- IATA: none; ICAO: none; LID: H56;

Summary
- Airport type: Military
- Owner: Libyan National Army
- Operator: Libyan Air Force
- Elevation AMSL: 1,722 ft / 525 m
- Coordinates: 21°41′20″N 021°49′50″E﻿ / ﻿21.68889°N 21.83056°E

Map
- Maaten al-Sarra Air Force Base Location in Libya

Runways
| Direction | Length |  | Surface |
| m | ft |
| 01R/19L | 2,283 | 7,490 | Asphalt |
| 01/19 | 3,357 | 11,014 | Asphalt |
- Source: Bing Maps Our Airports GCM

= Maaten al-Sarra Air Base =

The Maaten al-Sarra Air Base is an airbase in southernmost Libya located near the Ma'tan as-Sarra oasis in the Kufra district. It is one of the 13 military airbases in Libya.

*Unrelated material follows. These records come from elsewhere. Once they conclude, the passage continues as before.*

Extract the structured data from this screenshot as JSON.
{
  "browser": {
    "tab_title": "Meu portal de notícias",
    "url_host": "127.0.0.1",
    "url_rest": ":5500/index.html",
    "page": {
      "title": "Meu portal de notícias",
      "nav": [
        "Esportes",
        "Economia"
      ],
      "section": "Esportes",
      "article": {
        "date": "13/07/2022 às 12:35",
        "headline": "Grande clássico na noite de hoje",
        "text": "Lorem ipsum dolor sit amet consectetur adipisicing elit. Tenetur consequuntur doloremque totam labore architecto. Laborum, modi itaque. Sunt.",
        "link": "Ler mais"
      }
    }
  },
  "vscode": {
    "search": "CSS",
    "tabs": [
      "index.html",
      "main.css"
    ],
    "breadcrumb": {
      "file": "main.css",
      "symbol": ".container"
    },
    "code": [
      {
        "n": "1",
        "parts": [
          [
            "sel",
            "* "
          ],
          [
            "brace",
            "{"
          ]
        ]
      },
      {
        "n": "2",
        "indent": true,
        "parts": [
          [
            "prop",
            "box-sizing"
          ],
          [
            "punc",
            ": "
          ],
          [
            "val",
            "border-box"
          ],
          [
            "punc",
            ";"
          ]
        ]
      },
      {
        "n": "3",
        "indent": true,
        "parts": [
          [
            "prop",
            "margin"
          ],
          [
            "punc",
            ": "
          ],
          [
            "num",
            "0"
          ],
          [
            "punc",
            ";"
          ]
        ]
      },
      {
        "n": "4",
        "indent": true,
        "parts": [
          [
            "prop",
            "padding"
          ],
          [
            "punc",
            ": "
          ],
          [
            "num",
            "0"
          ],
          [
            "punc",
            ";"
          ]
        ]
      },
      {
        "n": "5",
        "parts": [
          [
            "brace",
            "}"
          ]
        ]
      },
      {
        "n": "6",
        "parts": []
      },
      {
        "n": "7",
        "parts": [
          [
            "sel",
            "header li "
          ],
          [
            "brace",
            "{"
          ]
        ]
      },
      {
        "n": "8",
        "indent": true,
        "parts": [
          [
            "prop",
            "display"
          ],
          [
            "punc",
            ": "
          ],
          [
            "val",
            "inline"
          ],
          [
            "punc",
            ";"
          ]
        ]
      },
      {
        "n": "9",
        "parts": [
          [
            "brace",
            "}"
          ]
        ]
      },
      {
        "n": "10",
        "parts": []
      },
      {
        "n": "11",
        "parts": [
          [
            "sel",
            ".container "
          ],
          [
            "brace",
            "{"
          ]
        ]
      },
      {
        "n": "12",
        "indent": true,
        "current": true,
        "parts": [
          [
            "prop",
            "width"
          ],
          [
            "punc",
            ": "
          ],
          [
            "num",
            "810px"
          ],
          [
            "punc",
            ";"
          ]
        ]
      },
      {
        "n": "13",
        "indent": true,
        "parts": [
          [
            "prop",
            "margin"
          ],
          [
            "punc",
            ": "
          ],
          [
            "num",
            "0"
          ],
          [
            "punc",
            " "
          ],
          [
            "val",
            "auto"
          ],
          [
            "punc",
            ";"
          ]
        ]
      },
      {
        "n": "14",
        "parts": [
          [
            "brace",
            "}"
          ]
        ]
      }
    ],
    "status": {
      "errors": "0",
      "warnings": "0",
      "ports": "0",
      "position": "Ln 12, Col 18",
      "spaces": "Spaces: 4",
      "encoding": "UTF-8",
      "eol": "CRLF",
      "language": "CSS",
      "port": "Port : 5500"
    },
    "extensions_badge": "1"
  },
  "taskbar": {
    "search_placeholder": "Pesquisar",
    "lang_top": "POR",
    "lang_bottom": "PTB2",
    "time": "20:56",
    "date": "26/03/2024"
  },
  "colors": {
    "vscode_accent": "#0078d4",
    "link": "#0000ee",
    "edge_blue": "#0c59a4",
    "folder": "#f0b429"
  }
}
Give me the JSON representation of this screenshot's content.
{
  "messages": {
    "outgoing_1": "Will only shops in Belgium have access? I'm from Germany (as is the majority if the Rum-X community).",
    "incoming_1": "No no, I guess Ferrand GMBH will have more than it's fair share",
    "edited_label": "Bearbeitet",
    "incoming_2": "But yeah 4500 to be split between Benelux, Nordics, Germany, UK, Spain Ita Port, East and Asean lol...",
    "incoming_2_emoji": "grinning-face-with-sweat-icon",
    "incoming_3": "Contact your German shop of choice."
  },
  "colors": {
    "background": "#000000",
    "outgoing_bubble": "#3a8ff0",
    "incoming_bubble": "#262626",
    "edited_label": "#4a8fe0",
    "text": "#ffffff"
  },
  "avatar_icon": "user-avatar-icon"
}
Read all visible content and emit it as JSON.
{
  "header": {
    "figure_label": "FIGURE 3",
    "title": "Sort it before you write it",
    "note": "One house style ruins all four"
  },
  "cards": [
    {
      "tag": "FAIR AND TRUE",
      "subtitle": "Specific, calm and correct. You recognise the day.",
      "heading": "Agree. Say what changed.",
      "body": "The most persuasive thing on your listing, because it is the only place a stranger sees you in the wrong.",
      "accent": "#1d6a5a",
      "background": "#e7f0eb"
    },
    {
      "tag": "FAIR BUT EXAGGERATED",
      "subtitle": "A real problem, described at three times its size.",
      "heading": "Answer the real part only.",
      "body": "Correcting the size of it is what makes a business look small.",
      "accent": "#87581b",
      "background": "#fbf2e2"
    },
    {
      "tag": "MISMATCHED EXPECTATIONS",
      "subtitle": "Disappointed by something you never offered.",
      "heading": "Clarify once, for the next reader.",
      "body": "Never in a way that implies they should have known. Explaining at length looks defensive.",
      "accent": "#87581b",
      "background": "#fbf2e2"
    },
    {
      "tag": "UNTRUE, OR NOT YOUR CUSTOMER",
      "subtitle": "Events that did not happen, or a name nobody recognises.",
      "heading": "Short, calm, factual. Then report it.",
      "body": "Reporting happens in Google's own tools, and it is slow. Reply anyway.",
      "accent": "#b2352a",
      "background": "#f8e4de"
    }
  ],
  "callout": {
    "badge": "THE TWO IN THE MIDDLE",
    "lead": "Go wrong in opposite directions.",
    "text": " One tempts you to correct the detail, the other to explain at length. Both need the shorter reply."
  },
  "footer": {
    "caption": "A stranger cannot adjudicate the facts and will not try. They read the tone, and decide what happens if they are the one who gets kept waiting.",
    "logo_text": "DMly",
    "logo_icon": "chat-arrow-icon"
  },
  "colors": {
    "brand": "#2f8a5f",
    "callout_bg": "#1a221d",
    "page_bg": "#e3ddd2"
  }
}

During the final phase of the Chadian-Libyan conflict, Maaten al-Sarra was the main air base in Southern Libya, having three modern runways and parking space for over 100 combat aircraft.

==History==

When in 1987 the Chadian army attacked Libyan positions in northern Chad, in the Toyota War, after a string of victories the Chadians were defeated in August in the Battle of Aouzou, mainly due to Libyan airpower. The Chadian command decided that before renewing the offensive against the Aouzou Strip, it was vital to deal with the threat represented by the Libyan Air Force, and thus planned a surprise attack on Maaten al-Sarra, 60 miles north of the Chadian–Libyan border. The attack, which took place on September 5, was one of the most significant Chadian victories in the conflict, with 1,700 Libyans killed and 300 taken prisoner. The Chadian victory, because of Libyan demoralization at home and international hostility, brought an agreed ceasefire on September 11 that put an end to the war.

==Accidents and incidents==
On 9 February 2026, a medical helicopter crashed at the base while returning from a medical evacuation mission, killing all five occupants on board.